Mutations in FN1 cause glomerulopathy with fibronectin deposits

Abstract

Glomerulopathy with fibronectin (FN) deposits (GFND) is an autosomal dominant disease with age-related penetrance, characterized by proteinuria, microscopic hematuria, hypertension, and massive glomerular deposits of FN that lead to end-stage renal failure. The genetic abnormality underlying GFND was still unknown. We hypothesized that mutations in FN1, which encodes FN, were the cause of GFND. In a large Italian pedigree with eight affected subjects, we found linkage with GFND at the FN1 locus at 2q32. We sequenced the FN1 in 15 unrelated pedigrees and found three heterozygous missense mutations, the W1925R, L1974R, and Y973C, that cosegregated with the disease in six pedigrees. The mutations affected two domains of FN (Hep-II domain for the W1925R and the L1974R, and Hep-III domain for the Y973C) that play key roles in FN-cell interaction and in FN fibrillogenesis. Mutant recombinant Hep-II fragments were expressed, and functional studies revealed a lower binding to heparin and to endothelial cells and podocytes compared with wild-type Hep-II and an impaired capability to induce endothelial cell spreading and cytoskeletal reorganization. Overall dominant mutations in FN1 accounted for 40% of cases of GFND in our study group. These findings may help understanding the pathogenesis of proteinuria and glomerular FN deposits in GFND and possibly in more common renal diseases such as diabetic nephropathy, IgA nephropathy, and lupus nephritis.
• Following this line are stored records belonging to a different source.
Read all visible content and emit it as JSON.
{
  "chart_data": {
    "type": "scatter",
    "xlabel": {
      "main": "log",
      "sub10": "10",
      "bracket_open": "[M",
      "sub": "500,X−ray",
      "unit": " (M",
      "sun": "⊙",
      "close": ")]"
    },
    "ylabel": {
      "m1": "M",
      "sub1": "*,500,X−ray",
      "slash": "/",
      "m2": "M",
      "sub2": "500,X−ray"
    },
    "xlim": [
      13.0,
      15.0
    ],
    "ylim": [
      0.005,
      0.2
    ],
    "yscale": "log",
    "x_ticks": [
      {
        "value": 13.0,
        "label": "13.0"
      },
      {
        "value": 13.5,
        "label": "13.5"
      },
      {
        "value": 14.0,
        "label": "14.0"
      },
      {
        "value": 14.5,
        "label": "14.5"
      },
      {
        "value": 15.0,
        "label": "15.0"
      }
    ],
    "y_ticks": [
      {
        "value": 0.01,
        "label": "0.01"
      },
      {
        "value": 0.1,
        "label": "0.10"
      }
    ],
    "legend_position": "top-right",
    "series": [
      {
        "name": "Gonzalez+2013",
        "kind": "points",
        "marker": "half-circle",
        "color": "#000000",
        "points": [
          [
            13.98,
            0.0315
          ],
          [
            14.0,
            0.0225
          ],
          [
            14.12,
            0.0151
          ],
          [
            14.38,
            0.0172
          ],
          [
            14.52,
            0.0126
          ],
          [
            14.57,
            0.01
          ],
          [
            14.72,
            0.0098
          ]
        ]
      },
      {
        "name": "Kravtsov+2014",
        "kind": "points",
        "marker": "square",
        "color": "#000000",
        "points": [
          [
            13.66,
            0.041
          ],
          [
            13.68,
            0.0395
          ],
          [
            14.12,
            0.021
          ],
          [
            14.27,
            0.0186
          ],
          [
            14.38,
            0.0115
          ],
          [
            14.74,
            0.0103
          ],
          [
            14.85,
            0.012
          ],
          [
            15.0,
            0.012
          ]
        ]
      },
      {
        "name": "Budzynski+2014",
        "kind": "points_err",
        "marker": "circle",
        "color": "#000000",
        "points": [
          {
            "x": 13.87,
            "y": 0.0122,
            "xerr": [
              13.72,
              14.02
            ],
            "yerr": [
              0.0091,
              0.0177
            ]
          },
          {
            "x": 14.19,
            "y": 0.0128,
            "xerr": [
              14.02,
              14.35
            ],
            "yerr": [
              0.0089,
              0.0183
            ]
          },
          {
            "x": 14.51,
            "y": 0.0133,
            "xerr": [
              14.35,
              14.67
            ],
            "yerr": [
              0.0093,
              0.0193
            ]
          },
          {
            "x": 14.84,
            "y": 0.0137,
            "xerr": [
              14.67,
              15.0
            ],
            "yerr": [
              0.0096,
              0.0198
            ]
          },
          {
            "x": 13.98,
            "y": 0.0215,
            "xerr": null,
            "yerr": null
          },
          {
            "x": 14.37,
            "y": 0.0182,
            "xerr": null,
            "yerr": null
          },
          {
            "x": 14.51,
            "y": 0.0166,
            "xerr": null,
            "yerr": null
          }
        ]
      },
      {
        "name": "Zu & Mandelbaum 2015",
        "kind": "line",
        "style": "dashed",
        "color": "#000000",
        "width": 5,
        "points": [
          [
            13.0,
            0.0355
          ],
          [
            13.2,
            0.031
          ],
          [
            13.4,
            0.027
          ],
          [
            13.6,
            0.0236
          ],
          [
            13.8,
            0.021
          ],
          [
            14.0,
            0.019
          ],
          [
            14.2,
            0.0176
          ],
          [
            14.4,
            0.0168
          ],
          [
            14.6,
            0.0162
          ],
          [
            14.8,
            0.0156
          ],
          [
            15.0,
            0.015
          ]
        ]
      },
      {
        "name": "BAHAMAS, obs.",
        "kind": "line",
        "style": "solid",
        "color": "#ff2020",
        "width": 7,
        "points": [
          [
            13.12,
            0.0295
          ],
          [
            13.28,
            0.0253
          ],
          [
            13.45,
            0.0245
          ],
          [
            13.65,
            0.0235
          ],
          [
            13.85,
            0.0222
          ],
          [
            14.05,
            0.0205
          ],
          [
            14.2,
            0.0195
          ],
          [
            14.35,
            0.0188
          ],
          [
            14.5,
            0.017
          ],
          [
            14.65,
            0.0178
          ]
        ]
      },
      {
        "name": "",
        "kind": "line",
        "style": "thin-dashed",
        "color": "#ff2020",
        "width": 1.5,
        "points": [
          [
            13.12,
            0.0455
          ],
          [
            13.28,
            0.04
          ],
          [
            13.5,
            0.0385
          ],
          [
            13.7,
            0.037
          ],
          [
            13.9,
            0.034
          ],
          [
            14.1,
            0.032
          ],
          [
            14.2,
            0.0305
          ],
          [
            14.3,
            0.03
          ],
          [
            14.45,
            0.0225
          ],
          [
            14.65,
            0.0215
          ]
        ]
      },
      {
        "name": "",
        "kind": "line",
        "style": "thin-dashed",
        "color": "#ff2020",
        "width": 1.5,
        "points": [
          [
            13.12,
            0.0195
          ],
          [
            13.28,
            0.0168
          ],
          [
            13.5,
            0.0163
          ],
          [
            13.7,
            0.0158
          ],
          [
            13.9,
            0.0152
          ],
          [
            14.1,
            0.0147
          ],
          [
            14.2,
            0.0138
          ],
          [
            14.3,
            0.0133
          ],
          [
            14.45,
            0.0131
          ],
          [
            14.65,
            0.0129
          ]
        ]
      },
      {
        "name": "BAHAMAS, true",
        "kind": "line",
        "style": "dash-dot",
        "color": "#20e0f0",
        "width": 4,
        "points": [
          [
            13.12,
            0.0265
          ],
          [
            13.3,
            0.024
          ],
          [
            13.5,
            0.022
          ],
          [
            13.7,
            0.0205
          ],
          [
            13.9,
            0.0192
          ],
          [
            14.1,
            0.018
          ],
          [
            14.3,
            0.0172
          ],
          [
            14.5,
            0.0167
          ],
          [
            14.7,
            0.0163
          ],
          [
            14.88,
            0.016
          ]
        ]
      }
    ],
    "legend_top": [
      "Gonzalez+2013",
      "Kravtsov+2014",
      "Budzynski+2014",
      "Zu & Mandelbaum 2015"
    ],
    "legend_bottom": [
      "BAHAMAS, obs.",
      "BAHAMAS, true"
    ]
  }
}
To our knowledge no FN1 mutation causing a human disease was previously reported.

Fig. 1.

FN1 mutations in GFND. (a) (Upper) Haplotype analysis at FN1 locus in pedigree F233. Microsatellite loci are on the left. (Lower) Multipoint linkage analysis by GENEHUNTER (model: autosomal dominant transmission with age-related penetrance, analysis with liability classes). For markers D1S128 and D1S2361, the maximum lod score was Z_max = 3.084, as indicated. *, subjects previously published. ‡, biopsy-proven GFND. Solid symbols, affected individuals; crossed symbols, deceased; violet arrow, proband: the whole FN1 was sequenced; red dots, FN1 mutation carriers. ¶, subjects screened for the FN1 mutation and for SNP segregation; un, unavailable. (b) Schematic diagram of fibronectin. Fibronectin monomer consists of type I (blue), II (green), and III (orange) repeats and the alternatively spliced sites EDI, EDII, and IIICS. The three main heparin-binding domains and the binding sites for integrins are shown. Positions of the GFND-associated mutations are indicated by arrows. (c Upper) Pedigrees of the other five families with FN1 mutations. (Lower) The number of affected subjects, the mutation, and the origin of all of the six mutated families, are reported.

Fig. 2.

Expression of recombinant wild-type and mutant Hep-II domains of fibronectin. (a) Structure of FN III₁₃. Amino acid residues are color marked for positively charged (red), hydrophobic core (green), and residues W1925 and L1974 (yellow). (b and c) WT and mutant purified recombinant proteins were analyzed by SDS/PAGE on 12% gels and visualized by Western blotting with either an antibody anti-His (C-term) (b) or an antifibronectin mAb against the Hep-II domain. (c) Position of standards (kDa) are shown. Equal amounts (5 μg each) of WT and mutant proteins were loaded. Separate lanes were labeled with Coomassie blue as control for loading. Unt, untransfected.

Fig. 3.

Mutations in FN Hep-II domain cause reduced binding to heparin, endothelial cells, and podocytes and impair stress fiber formation. (A) Binding of III_12–14^wt, III_12–14^W1925R, and III_12–14^L1974R to heparin by ELISA. O.D., optical density. (B and C) Binding of WT and mutant poli-His-tagged III_12–14^W1925R and III_12–14^L1974R recombinants added to human endothelial cells (HMEC) and mouse podocytes (b) FACS analysis. (C) Confocal microscopy; original magnification, ×600). Staining was done with an anti-His antibody plus FITC-conjugated (FACS) or Cy3-conjugated (confocal, red) secondary antibodies. MFI, median fluorescence intensity. (D) HMEC were plated on a 120-kDa N-terminal FN fragment in the absence (a) or presence of III_12–14^wt (b), III_12–14^W1925R (c), III_12–14^1974R (d), or full length FN (e), in serum-free medium for 3 h and then labeled with rhodamine-phalloidin to visualize stress fibers. The percent of stress-positive cells (mean ± SD) is shown in the bottom (white numbers). Data are mean ± SD of three independent experiments. *, P < 0.01 vs. WT. O.D. and MFI values were calculated after subtracting values recorded with addition of buffer alone (blanks).